Common Symptoms. Rare Disorder
With hydrocephalus, the devil is in the diagnosis—and in selecting
candidates for a shunt.
In the clinic, Daniele Rigamonti checks
the shunt Selvin Madow received several
years ago after developing hydrocephalus
resulting from a head injury.
An energetic octogenarian in Philadelphia returned to college to earn the degree that had eluded her earlier in life. Soon, though, the woman started having problems with balance and resorted to walking with a cane. Mild dementia made it impossible to keep up in class.
When brain imaging revealed ballooning ventricles, the patient was referred to Johns Hopkins for a comprehensive evaluation and diagnosed with adult hydrocephalus, or normal pressure hydrocephalus. A shunt was surgically placed to drain off excess cerebral spinal fluid.
The patient’s walking improved, her cognitive scores jumped, and soon she was back in the classroom again. “There was no question about it,” says neurologist David Solomon. “She had NPH, she got the right treatment, and she got a great result.”
Solomon and neurologist Abhay Moghekar are the new leaders of the hydrocephalus program, along with veteran team member neurosurgeon Daniele Rigamonti, who established the service six years ago and has since operated on no fewer than 600 patients.

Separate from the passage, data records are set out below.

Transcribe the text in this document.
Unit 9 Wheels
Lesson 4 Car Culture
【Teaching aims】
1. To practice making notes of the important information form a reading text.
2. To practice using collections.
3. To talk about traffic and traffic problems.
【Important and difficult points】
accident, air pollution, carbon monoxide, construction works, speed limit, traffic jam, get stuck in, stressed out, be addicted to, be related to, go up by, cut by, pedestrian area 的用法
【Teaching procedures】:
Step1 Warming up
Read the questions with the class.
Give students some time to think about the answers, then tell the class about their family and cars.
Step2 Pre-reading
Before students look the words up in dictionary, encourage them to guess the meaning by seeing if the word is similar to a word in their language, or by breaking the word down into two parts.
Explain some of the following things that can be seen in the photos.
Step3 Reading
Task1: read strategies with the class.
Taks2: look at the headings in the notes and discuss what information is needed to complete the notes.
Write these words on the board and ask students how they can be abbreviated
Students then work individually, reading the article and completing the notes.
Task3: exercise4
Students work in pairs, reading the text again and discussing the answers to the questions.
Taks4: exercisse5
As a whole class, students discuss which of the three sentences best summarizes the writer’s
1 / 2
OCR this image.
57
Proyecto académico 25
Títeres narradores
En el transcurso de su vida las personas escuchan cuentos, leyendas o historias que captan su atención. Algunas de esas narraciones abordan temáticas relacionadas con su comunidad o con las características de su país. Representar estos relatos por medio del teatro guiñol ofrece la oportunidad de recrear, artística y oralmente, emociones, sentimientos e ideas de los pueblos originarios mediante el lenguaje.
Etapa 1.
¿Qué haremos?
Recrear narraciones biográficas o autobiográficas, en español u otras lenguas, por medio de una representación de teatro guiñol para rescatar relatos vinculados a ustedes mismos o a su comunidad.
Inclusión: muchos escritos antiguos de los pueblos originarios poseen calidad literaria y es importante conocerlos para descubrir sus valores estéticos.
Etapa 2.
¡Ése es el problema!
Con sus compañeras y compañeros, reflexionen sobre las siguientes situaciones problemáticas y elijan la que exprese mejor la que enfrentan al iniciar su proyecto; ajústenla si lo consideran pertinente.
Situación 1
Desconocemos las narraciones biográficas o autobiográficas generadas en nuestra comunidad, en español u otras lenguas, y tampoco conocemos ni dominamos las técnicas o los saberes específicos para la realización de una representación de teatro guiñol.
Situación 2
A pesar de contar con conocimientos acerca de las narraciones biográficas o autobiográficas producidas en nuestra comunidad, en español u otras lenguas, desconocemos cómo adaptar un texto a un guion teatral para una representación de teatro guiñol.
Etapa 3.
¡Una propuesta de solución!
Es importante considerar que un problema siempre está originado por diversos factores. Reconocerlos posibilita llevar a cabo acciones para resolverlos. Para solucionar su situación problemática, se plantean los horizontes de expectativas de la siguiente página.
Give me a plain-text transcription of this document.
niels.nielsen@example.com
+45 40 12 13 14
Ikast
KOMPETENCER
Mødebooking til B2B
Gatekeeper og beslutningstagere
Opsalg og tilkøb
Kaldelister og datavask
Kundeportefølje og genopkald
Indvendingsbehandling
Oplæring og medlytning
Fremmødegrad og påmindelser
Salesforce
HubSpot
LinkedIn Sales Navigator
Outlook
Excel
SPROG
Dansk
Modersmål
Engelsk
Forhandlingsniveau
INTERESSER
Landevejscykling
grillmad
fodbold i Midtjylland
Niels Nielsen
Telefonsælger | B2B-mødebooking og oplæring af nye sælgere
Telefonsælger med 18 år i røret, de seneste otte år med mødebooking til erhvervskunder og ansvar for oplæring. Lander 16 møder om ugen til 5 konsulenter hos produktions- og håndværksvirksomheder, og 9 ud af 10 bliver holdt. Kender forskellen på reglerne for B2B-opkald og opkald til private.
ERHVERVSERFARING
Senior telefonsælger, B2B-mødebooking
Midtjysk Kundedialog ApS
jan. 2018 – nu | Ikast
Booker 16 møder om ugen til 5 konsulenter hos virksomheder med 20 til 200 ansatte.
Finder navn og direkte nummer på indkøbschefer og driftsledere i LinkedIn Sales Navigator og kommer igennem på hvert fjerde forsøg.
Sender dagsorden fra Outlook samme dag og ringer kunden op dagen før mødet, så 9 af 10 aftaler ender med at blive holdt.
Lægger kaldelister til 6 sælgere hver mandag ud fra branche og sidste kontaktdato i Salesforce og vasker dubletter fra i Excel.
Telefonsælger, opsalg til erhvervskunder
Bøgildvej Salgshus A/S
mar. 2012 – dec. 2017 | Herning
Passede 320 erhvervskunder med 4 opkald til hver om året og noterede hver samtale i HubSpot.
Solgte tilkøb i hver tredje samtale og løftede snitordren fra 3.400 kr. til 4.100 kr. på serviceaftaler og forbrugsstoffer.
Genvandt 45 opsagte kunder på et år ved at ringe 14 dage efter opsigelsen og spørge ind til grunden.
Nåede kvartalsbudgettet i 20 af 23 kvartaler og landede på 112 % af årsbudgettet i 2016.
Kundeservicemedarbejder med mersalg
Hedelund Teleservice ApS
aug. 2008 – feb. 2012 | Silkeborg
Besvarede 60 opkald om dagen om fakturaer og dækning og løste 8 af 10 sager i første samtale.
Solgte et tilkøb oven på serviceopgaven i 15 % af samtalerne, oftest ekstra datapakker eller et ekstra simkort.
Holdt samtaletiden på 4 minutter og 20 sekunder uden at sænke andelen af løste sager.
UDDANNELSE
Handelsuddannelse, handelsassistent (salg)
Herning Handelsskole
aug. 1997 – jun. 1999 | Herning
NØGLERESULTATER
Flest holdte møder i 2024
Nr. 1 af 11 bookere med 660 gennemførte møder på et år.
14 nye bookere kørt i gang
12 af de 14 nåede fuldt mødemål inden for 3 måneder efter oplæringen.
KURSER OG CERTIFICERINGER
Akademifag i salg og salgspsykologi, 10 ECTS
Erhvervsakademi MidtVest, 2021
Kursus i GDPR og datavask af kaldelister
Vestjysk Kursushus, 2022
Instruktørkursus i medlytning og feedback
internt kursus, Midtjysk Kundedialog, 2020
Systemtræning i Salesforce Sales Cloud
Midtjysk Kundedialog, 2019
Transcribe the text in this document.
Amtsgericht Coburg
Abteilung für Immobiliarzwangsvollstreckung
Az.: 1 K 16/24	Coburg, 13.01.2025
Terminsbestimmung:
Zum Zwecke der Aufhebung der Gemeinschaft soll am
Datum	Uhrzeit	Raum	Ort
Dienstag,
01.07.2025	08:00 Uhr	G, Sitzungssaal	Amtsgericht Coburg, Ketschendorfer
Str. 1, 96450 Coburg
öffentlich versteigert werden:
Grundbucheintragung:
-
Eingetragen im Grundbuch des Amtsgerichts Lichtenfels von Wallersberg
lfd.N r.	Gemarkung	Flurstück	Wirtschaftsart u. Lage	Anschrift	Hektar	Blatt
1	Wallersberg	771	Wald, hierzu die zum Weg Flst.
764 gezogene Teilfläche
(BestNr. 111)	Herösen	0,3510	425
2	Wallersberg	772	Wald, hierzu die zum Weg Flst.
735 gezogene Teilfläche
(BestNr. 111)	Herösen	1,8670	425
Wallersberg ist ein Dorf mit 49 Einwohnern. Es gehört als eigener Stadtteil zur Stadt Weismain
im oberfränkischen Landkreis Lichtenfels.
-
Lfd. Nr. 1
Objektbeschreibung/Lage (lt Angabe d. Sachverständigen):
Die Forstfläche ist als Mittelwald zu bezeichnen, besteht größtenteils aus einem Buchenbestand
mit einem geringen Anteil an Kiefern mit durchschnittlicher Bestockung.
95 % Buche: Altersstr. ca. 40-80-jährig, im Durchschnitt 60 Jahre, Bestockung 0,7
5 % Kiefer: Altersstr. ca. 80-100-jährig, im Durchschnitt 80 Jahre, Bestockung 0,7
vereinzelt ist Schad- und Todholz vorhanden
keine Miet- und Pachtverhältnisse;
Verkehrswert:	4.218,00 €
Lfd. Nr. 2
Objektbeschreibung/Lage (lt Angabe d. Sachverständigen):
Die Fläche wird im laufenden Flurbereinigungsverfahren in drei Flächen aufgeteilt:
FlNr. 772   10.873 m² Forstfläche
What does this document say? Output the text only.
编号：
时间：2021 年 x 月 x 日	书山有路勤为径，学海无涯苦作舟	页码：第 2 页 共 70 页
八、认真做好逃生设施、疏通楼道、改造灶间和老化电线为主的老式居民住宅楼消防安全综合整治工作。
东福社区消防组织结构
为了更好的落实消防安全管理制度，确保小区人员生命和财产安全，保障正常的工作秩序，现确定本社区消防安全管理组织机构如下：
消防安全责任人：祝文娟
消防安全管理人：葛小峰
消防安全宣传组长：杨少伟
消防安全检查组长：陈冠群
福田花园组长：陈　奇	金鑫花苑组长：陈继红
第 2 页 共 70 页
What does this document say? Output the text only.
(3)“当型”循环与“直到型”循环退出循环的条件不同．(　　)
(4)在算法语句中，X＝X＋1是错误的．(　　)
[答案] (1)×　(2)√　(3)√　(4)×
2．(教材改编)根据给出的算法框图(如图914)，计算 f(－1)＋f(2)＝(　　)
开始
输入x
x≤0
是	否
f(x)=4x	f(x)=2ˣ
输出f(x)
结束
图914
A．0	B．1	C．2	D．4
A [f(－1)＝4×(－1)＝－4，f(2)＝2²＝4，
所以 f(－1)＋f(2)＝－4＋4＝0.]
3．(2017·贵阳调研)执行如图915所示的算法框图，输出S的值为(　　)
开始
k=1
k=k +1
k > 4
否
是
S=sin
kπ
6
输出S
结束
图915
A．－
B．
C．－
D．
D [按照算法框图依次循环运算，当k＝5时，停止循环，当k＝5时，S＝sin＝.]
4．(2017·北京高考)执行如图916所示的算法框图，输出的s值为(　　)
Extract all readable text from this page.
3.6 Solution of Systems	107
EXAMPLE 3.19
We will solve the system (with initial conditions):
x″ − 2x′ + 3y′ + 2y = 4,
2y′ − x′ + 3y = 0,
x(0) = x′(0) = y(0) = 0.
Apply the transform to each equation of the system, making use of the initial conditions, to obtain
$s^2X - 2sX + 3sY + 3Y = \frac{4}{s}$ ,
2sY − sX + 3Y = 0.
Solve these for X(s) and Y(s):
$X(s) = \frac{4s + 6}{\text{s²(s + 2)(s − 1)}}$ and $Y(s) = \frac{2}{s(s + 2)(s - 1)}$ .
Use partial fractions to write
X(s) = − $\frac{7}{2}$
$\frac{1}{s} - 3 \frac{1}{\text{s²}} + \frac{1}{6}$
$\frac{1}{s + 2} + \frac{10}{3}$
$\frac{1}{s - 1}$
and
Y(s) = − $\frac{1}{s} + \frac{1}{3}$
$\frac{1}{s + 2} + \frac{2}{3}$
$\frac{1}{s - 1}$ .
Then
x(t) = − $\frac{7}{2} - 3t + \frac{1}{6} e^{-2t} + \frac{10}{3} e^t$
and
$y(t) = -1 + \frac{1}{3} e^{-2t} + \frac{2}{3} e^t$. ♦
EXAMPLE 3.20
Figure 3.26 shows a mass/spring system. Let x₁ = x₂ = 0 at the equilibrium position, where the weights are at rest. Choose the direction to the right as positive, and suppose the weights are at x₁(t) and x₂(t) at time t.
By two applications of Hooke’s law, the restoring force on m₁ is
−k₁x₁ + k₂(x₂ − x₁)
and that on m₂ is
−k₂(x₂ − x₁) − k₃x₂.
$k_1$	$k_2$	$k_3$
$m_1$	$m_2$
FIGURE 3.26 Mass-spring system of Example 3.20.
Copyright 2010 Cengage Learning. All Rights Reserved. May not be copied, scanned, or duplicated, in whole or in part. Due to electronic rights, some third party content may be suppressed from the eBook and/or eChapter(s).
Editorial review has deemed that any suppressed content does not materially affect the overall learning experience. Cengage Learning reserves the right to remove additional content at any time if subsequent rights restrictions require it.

From left to right, physicians Daniele Rigamonti,
David Solomon, and Abhay Moghekar.
Treating hydrocephalus is especially gratifying, they say. It’s one of the few instances in which dementia can actually be reversed. But the devil is in the diagnosis—and in determining the best candidates for the shunt. “Fortunately,” says Rigamonti, “we bring to the table a deep understanding of the symptomatology and of the differential diagnosis.”
Solomon specializes in balance disorders; Moghekar, in cognitive disorders. Because gait problems and dementia are two in the triad of hydrocephalus symptoms (the third is incontinence), these two are particularly qualified to distinguish the characteristics of NPH from the more common disorders it mimics, Parkinson’s and Alzheimer’s.
With both hydrocephalus and Parkinson’s, for example, patients tend to shuffle. Strides are small; the heel doesn’t clear the toe. “But only patients with NPH walk with feet splayed outward and with an arm swing,” says Solomon. “Gait disturbance is an initial manifestation of hydrocephalus. If there are problems with gait, don’t wait for the other two symptoms in the triad to follow.”
One way to determine if a patient is a good candidate for a shunt is to remove 40 to 50 milliliters of CSF all at once via lumbar puncture. “While this test is superior to clinical examination alone,” says Moghekar, “it has a low sensitivity of only 26 to 61 percent, meaning that you will miss approximately 60 percent of patients who could have potentially benefited from a shunt.”
To avoid this problem, Hopkins patients are admitted for rigorous evaluation during which more than 300 milliliters of CSF is drained over a period of three days. “This is a highly sensitive test with a positive, predictive value of between 80 and 100 percent,” says Moghekar. Gait and cognitive skills are tested quantitatively before and after so that physicians can make objective assessments.
In part because the shunt is permanent, patients sometimes resist the surgery. Selvin Madow (pictured above), who developed hydrocephalus following a head injury, put it off for a couple of years until his wife implored him to do something about his peculiar gait and other symptoms.
In fact, studies conducted on the large cohort of hydrocephalus patients treated here have shown the value of timely treatment. “At a certain point, some irreversible changes occur,” says Rigamonti. “If you have a patient whose symptoms started more than five years earlier, chances are you may recover only 50 to 60 percent. But if symptoms are of a shorter duration, you have a window of opportunity that allows the patient to recover almost completely.”